Ce que le drawdown révèle (et que la volatilité cache)
La volatilité est la métrique de risque la plus utilisée en finance. Elle mesure l'ampleur des variations d'un actif autour de sa moyenne. Une volatilité de 15 % signifie que le prix fluctue généralement dans une fourchette de ±15 % autour de sa tendance centrale. C'est mathématiquement élégant, facile à calculer, et cela permet de comparer différents actifs.

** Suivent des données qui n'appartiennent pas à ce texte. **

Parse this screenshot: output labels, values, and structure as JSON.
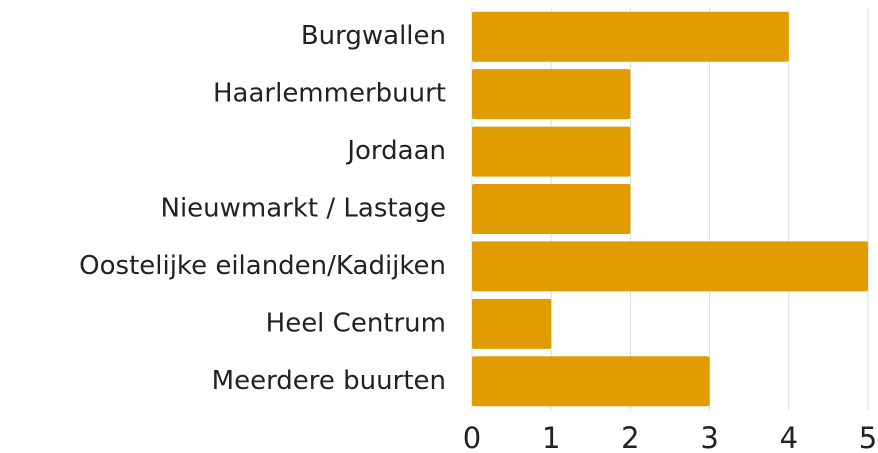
{
  "chart_data": {
    "type": "bar",
    "orientation": "horizontal",
    "categories": [
      "Burgwallen",
      "Haarlemmerbuurt",
      "Jordaan",
      "Nieuwmarkt / Lastage",
      "Oostelijke eilanden/Kadijken",
      "Heel Centrum",
      "Meerdere buurten"
    ],
    "values": [
      4,
      2,
      2,
      2,
      5,
      1,
      3
    ],
    "color": "#e09c00",
    "xlim": [
      0,
      5
    ],
    "xticks": [
      0,
      1,
      2,
      3,
      4,
      5
    ],
    "grid": true
  }
}
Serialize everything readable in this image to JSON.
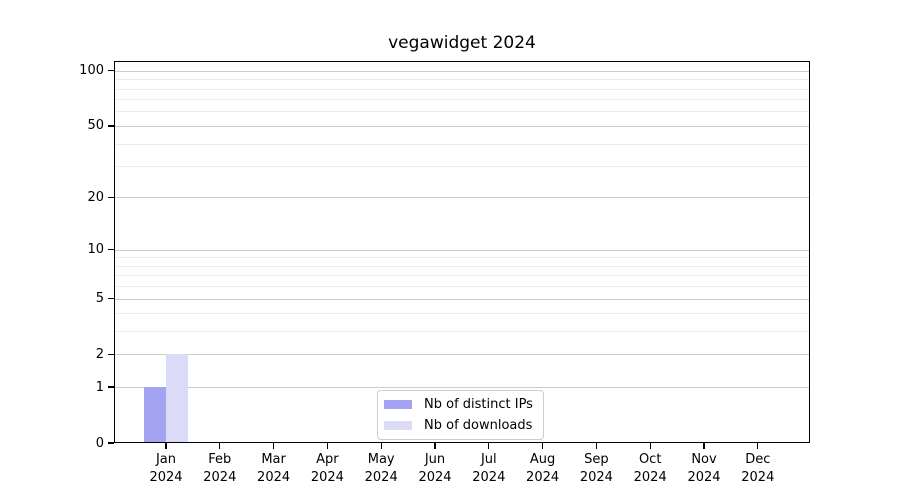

Le problème, c'est que la volatilité traite de la même manière les hausses et les baisses. Un actif qui monte de 20 % puis redescend de 10 % est considéré comme aussi volatil qu'un actif qui baisse de 20 % puis remonte de 10 %. Or, en tant qu'investisseur, vous ne vivez pas ces deux scénarios de la même façon. La baisse de 20 % vous fait perdre de l'argent. La hausse de 20 % vous en fait gagner. Ce n'est pas symétrique.
Le drawdown, lui, se concentre uniquement sur les pertes. Il mesure la distance entre le sommet atteint par votre portefeuille et le point le plus bas qui a suivi. Prenons un exemple concret. Vous investissez 100 000 € en janvier 2020. Votre portefeuille monte à 115 000 € en février, puis s'effondre à 85 000 € en mars lors du choc Covid. Le drawdown est de 26 % (calculé depuis le plus haut à 115 000 €, pas depuis votre investissement initial). C'est cette chute de 30 000 € que vous avez réellement vécue. C'est elle qui vous a fait hésiter, perdre le sommeil, peut-être vendre au plus mal.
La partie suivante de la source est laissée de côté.